No lado socialista, há quem se mantenha firme na procura de um acordo com o Cs, a conjugação parlamentar mais estável saída das eleições de 28 de Abril, com uma confortável maioria absoluta de 180 deputados, quatro acima do necessário. Ainda esta segunda-feira, Emiliano García Page, que conquistou em Castela-La Mancha uma duas únicas maiorias absolutas nas eleições autonómicas, sublinhava, em entrevista ao La Razón, que “isto é o que Espanha quis votar: não aos extremos, antes uma grande força que se possa entender”. E entenda-se “isto” como um acordo parlamentar com o Cs.

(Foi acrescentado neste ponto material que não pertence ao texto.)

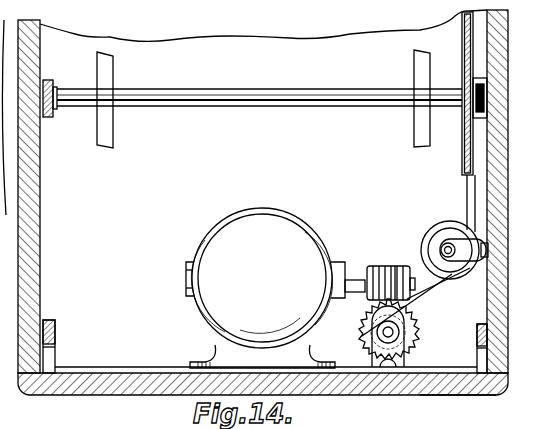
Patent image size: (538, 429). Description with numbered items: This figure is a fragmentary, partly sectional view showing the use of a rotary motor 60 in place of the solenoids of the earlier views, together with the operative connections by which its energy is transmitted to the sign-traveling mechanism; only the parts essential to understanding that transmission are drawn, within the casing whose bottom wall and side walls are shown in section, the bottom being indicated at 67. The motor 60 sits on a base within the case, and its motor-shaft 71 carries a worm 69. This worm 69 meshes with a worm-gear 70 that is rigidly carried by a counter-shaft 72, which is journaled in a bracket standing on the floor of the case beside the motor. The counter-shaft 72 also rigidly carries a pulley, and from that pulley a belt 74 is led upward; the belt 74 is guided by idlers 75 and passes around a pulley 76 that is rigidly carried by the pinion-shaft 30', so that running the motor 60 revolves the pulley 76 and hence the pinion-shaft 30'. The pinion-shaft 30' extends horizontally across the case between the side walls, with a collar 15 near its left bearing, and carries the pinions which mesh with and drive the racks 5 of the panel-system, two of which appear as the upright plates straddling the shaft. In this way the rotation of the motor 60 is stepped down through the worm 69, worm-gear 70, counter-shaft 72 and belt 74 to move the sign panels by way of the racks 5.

The rack 5 is at (110, 130).
The collar 15 is at (48, 117).
The pinion-shaft 30' is at (259, 110).
The rotary motor 60 is at (275, 278).
The casing bottom 67 is at (458, 383).
The worm 69 is at (388, 266).
The worm-gear 70 is at (408, 326).
The motor-shaft 71 is at (362, 278).
The counter-shaft 72 is at (400, 340).
The belt 74 is at (466, 192).
The idler 75 is at (430, 222).
The pulley 76 is at (460, 150).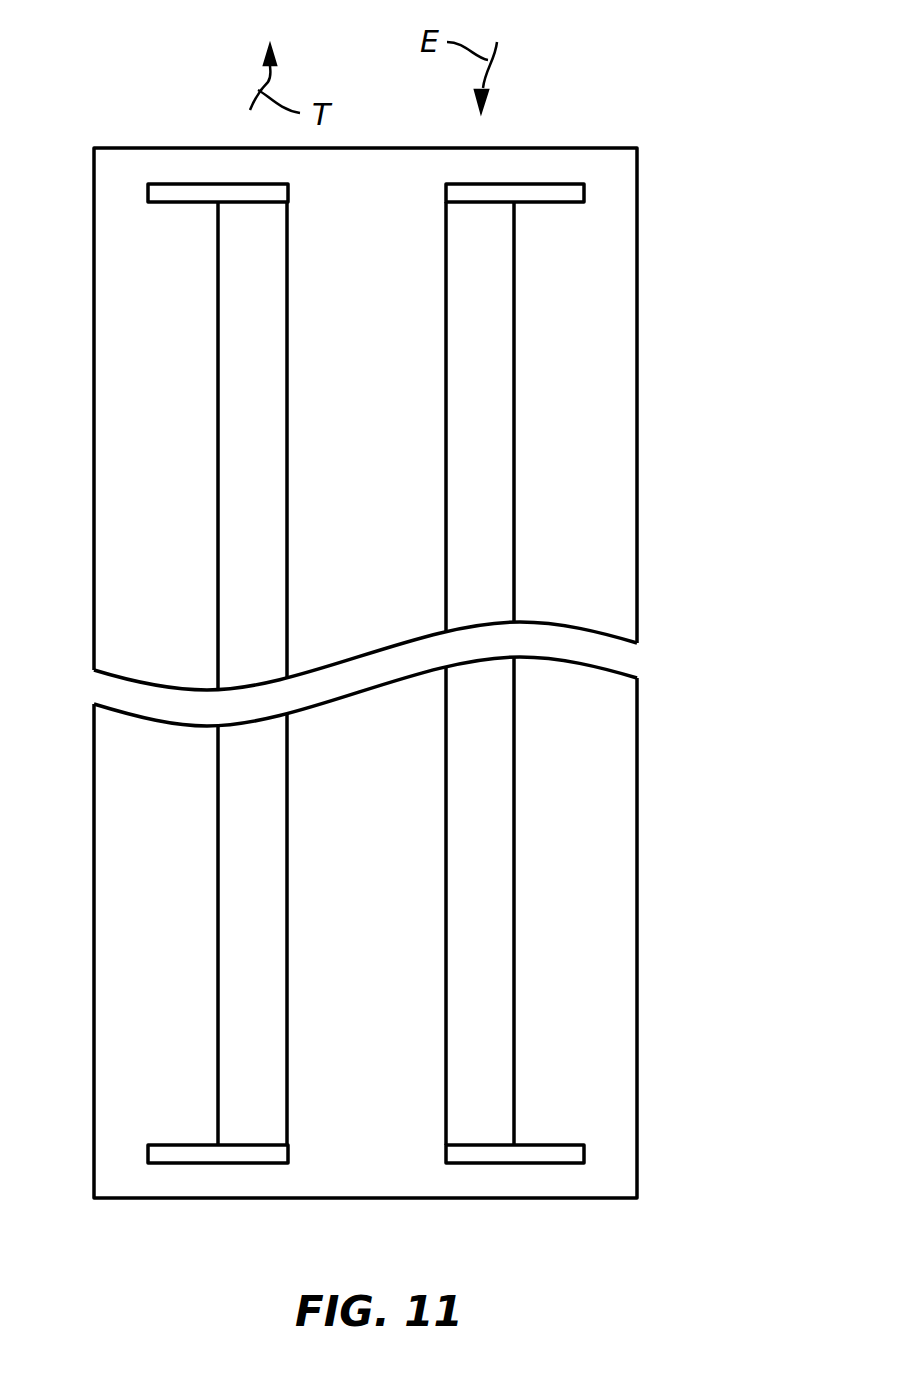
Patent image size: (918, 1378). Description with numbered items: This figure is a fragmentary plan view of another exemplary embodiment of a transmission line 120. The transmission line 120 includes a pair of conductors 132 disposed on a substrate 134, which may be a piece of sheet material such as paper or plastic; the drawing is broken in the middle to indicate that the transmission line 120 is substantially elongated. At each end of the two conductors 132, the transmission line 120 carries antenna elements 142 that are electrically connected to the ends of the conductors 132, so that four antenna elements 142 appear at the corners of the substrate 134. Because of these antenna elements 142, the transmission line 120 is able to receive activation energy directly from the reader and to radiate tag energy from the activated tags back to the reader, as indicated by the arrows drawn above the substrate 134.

The transmission line 120 is at (651, 52).
The conductors 132 is at (218, 342).
The substrate 134 is at (637, 790).
The antenna elements 142 is at (176, 184).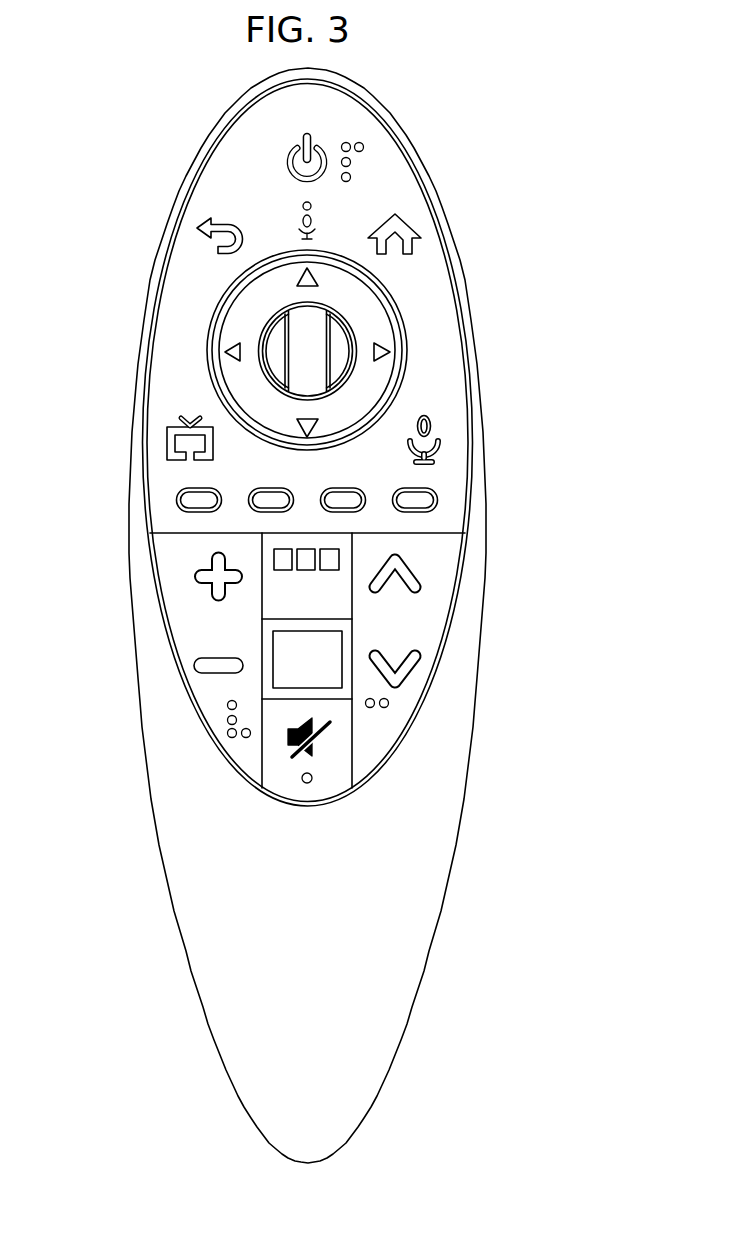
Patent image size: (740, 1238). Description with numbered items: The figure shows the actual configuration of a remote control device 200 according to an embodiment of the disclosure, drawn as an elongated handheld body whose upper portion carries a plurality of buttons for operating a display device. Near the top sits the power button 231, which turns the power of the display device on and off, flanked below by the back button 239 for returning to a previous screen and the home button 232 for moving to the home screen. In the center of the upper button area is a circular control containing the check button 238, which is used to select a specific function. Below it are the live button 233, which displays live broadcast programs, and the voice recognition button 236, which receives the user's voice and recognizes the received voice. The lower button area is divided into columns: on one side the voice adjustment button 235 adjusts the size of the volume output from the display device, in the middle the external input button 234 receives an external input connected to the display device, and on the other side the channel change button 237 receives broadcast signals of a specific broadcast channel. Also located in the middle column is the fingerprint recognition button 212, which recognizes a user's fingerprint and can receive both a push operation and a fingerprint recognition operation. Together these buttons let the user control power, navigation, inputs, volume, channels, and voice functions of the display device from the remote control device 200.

The remote control device 200 is at (76, 107).
The fingerprint recognition button 212 is at (325, 689).
The power button 231 is at (321, 152).
The home button 232 is at (420, 227).
The live button 233 is at (167, 441).
The external input button 234 is at (316, 548).
The voice adjustment button 235 is at (164, 631).
The voice recognition button 236 is at (438, 432).
The channel change button 237 is at (430, 612).
The check button 238 is at (267, 326).
The back button 239 is at (200, 236).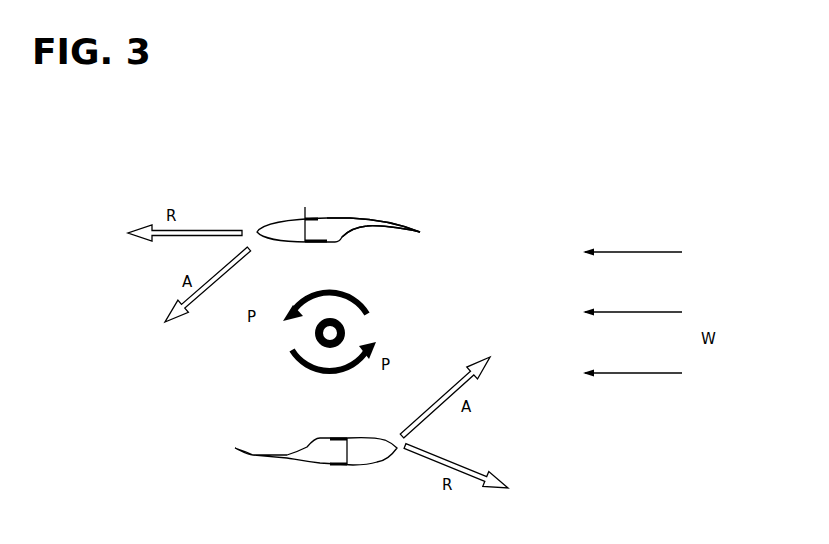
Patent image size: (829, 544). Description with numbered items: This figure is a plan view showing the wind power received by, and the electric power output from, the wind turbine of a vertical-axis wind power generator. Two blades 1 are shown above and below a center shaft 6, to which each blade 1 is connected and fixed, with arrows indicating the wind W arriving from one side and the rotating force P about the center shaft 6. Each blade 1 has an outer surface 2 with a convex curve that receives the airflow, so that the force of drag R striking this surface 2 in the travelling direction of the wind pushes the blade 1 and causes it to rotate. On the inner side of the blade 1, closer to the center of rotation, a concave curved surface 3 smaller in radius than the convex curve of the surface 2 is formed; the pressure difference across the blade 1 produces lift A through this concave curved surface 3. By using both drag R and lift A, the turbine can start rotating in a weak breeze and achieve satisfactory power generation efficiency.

The blade 1 is at (292, 233).
The surface 2 is at (345, 218).
The concave curved surface 3 is at (343, 238).
The center shaft 6 is at (343, 331).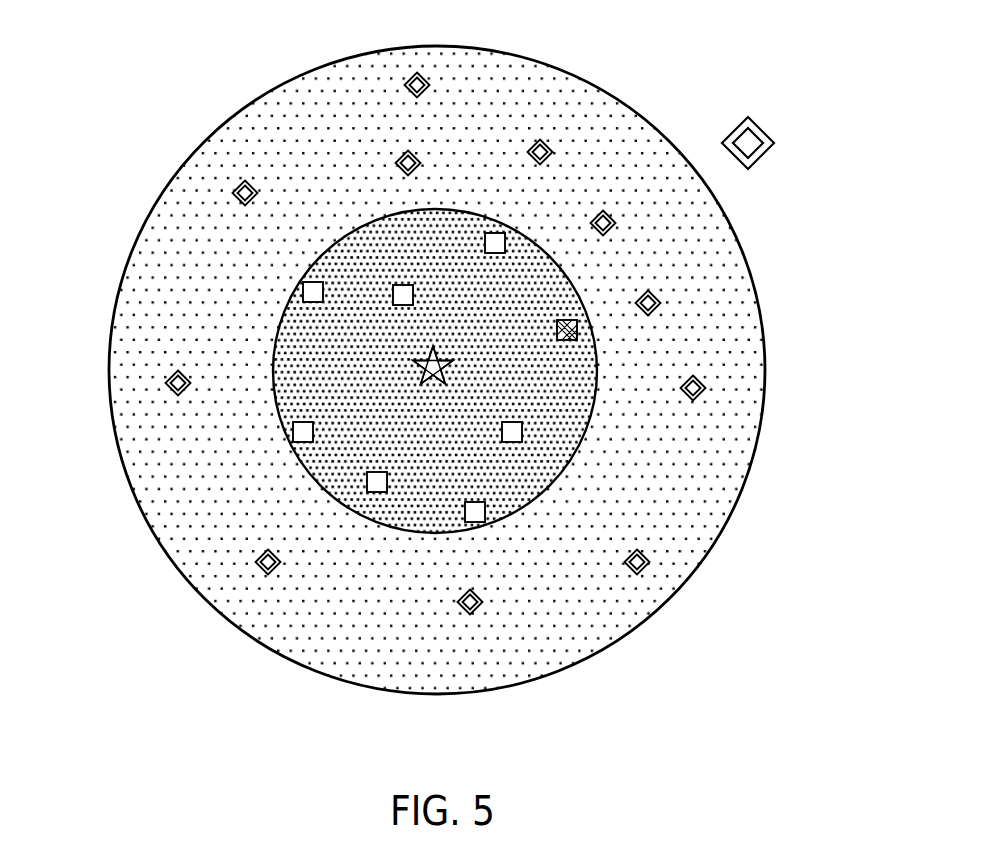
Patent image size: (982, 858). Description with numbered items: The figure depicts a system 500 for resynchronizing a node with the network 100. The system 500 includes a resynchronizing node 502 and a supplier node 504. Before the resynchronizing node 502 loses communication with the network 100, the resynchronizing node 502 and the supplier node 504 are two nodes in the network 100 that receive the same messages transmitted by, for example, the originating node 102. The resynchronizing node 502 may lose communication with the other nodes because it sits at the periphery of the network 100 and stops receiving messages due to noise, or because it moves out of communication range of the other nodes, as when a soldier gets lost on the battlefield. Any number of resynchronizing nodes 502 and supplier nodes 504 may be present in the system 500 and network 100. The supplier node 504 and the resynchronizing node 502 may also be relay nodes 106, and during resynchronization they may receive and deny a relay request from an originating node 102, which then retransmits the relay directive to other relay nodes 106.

The network 100 is at (112, 160).
The originating node 102 is at (428, 374).
The relay node 106 is at (578, 333).
The system 500 is at (746, 230).
The resynchronizing node 502 is at (764, 130).
The supplier node 504 is at (545, 141).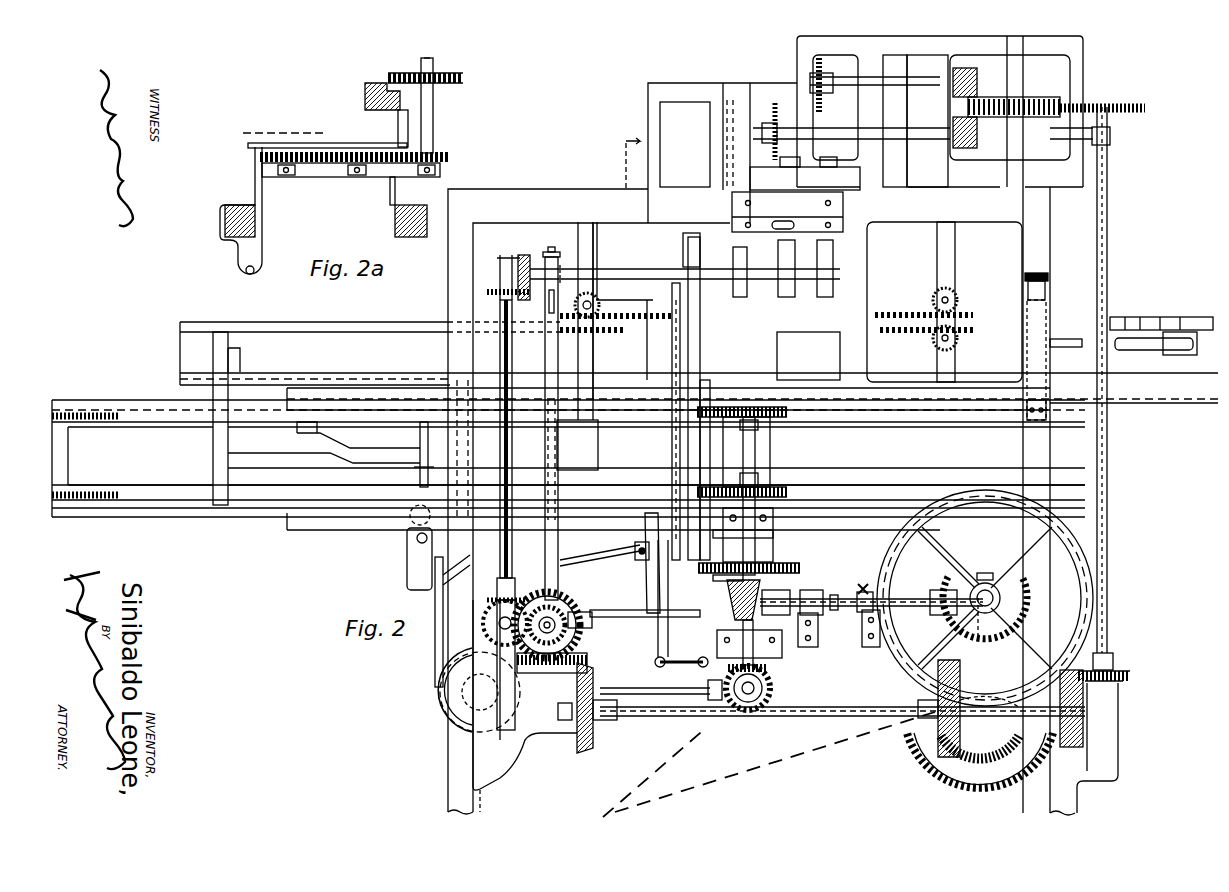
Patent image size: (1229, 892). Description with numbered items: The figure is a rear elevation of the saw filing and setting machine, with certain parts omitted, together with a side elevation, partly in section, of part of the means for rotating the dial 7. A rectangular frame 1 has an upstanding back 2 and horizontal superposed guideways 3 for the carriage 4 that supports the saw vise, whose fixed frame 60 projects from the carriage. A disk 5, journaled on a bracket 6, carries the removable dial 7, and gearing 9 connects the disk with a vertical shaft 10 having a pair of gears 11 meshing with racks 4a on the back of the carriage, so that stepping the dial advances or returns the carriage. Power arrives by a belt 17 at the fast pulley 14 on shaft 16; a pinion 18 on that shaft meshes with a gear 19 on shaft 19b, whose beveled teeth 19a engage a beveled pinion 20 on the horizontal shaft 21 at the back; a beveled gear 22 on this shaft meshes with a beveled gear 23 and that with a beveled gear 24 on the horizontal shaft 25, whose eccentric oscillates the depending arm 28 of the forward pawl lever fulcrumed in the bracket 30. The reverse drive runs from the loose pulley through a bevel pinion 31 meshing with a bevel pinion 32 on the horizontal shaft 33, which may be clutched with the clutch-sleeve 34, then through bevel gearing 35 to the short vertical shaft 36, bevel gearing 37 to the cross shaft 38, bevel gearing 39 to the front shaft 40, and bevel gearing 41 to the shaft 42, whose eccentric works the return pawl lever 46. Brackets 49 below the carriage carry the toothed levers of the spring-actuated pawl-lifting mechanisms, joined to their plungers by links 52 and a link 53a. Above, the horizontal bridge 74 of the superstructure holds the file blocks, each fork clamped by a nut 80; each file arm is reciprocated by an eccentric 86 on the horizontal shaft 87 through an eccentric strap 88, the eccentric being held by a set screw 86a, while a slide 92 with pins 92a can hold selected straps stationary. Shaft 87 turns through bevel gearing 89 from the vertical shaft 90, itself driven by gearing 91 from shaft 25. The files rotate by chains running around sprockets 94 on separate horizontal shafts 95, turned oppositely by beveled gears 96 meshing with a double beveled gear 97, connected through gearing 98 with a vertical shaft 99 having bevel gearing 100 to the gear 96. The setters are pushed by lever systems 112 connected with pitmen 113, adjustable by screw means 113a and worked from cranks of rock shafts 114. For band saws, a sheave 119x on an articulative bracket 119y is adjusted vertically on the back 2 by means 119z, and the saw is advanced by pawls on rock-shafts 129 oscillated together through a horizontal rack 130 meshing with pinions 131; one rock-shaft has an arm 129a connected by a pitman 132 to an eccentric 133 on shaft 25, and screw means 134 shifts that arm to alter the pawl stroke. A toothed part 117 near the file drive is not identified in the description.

In FIG. 2A, the rectangular frame 1 is at (255, 227).
In FIG. 2, the rectangular frame 1 is at (440, 597).
In FIG. 2, the upstanding back 2 is at (595, 192).
In FIG. 2A, the horizontal superposed guideways 3 is at (377, 108).
In FIG. 2, the carriage 4 is at (154, 514).
In FIG. 2, the racks 4a is at (108, 508).
In FIG. 2A, the disk 5 is at (318, 148).
In FIG. 2, the disk 5 is at (803, 565).
In FIG. 2A, the bracket 6 is at (262, 193).
In FIG. 2, the bracket 6 is at (770, 546).
In FIG. 2A, the removable dial 7 is at (246, 135).
In FIG. 2, the removable dial 7 is at (795, 556).
In FIG. 2A, the gearing 9 is at (410, 170).
In FIG. 2, the gearing 9 is at (737, 564).
In FIG. 2A, the vertical shaft 10 is at (433, 63).
In FIG. 2, the vertical shaft 10 is at (755, 461).
In FIG. 2A, the pair of gears 11 is at (463, 80).
In FIG. 2, the pair of gears 11 is at (787, 412).
In FIG. 2, the fast pulley 14 is at (902, 658).
In FIG. 2, the shaft 16 is at (1000, 598).
In FIG. 2, the belt 17 is at (840, 749).
In FIG. 2, the pinion 18 is at (984, 572).
In FIG. 2, the gear 19 is at (977, 761).
In FIG. 2, the beveled teeth 19a is at (998, 752).
In FIG. 2, the shaft 19b is at (1060, 745).
In FIG. 2, the beveled pinion 20 is at (940, 714).
In FIG. 2, the horizontal shaft 21 is at (807, 717).
In FIG. 2, the beveled gear 22 is at (595, 739).
In FIG. 2, the beveled gear 23 is at (589, 665).
In FIG. 2, the beveled gear 24 is at (581, 603).
In FIG. 2, the horizontal shaft 25 is at (582, 627).
In FIG. 2, the depending arm 28 is at (543, 548).
In FIG. 2, the bracket 30 is at (647, 578).
In FIG. 2, the bevel pinion 31 is at (985, 616).
In FIG. 2, the bevel pinion 32 is at (961, 548).
In FIG. 2, the horizontal shaft 33 is at (912, 598).
In FIG. 2, the clutch-sleeve 34 is at (859, 610).
In FIG. 2, the bevel gearing 35 is at (749, 644).
In FIG. 2, the short vertical shaft 36 is at (770, 666).
In FIG. 2, the bevel gearing 37 is at (770, 678).
In FIG. 2, the horizontal cross shaft 38 is at (770, 693).
In FIG. 2, the bevel gearing 39 is at (734, 705).
In FIG. 2, the shaft 40 is at (640, 690).
In FIG. 2, the bevel gearing 41 is at (438, 686).
In FIG. 2, the shaft 42 is at (434, 710).
In FIG. 2, the lever 46 is at (626, 542).
In FIG. 2, the bracket 49 is at (409, 579).
In FIG. 2, the links 52 is at (572, 561).
In FIG. 2, the link 53a is at (858, 580).
In FIG. 2, the fixed frame 60 is at (213, 448).
In FIG. 2, the horizontal bridge 74 is at (850, 146).
In FIG. 2, the nut 80 is at (800, 164).
In FIG. 2, the eccentric 86 is at (780, 256).
In FIG. 2, the set screw 86a is at (808, 356).
In FIG. 2, the horizontal shaft 87 is at (732, 285).
In FIG. 2, the eccentric strap 88 is at (835, 255).
In FIG. 2, the bevel gearing 89 is at (522, 299).
In FIG. 2, the vertical shaft 90 is at (509, 477).
In FIG. 2, the gearing 91 is at (482, 629).
In FIG. 2, the slide 92 is at (843, 210).
In FIG. 2, the pins 92a is at (785, 222).
In FIG. 2, the sprocket wheels 94 is at (812, 95).
In FIG. 2, the horizontal shafts 95 is at (920, 123).
In FIG. 2, the beveled gears 96 is at (978, 91).
In FIG. 2, the double beveled gear 97 is at (1044, 97).
In FIG. 2, the gearing 98 is at (1099, 106).
In FIG. 2, the vertical shaft 99 is at (1108, 292).
In FIG. 2, the bevel gearing 100 is at (1095, 705).
In FIG. 2, the lever systems 112 is at (702, 314).
In FIG. 2, the pitmen 113 is at (690, 372).
In FIG. 2, the screw means 113a is at (683, 262).
In FIG. 2, the rock shafts 114 is at (692, 668).
In FIG. 2, the rack 117 is at (668, 341).
In FIG. 2, the sheave 119x is at (1150, 318).
In FIG. 2, the articulative bracket 119y is at (1072, 335).
In FIG. 2, the adjusting means 119z is at (1048, 277).
In FIG. 2, the rock-shafts 129 is at (596, 308).
In FIG. 2, the arm 129a is at (570, 250).
In FIG. 2, the horizontal rack 130 is at (944, 302).
In FIG. 2, the pinions 131 is at (936, 294).
In FIG. 2, the pitman 132 is at (553, 437).
In FIG. 2, the eccentric 133 is at (570, 598).
In FIG. 2, the screw means 134 is at (546, 251).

Nesse sentido, a decisão tomada esta segunda-feira por Pedro Sánchez, de tentar travar as negociações de governo dos socialistas navarros, mostram que o líder socialista não quer dar azo a que um acordo para Espanha se deite a perder por um governo autonómico. O líder do PSOE mandou travar as negociações porque o acordo precisa da abstenção do EH Bildu, partido da esquerda independentista basca.

Os socialistas navarros ficaram em segundo lugar, com 11 deputados, atrás da coligação Navarra Suma (União do Povo Navarro, PP e Cs) que obteve 20. María Chivite quer juntar os nove deputados do Geroa Bai – nome do Partido Nacionalista Basco (PNV) em Navarra –, os dois do Podemos e um do Esquerda-Eskerra para superar os 20 deputados da direita. Só que essa maioria ficará sempre dependente dos sete deputados do Bildu.

No entanto, segundo o eldiario.es, Chivite fez orelhas moucas à indicação dos socialistas de Madrid e mantém a intenção de formar um executivo de esquerda, explicando que não tinha intenções de negociar com o Bildu. Ao mesmo tempo, o PNV condicionava o seu apoio a um governo de Sánchez em Espanha, ao acordo com os socialistas em Navarra.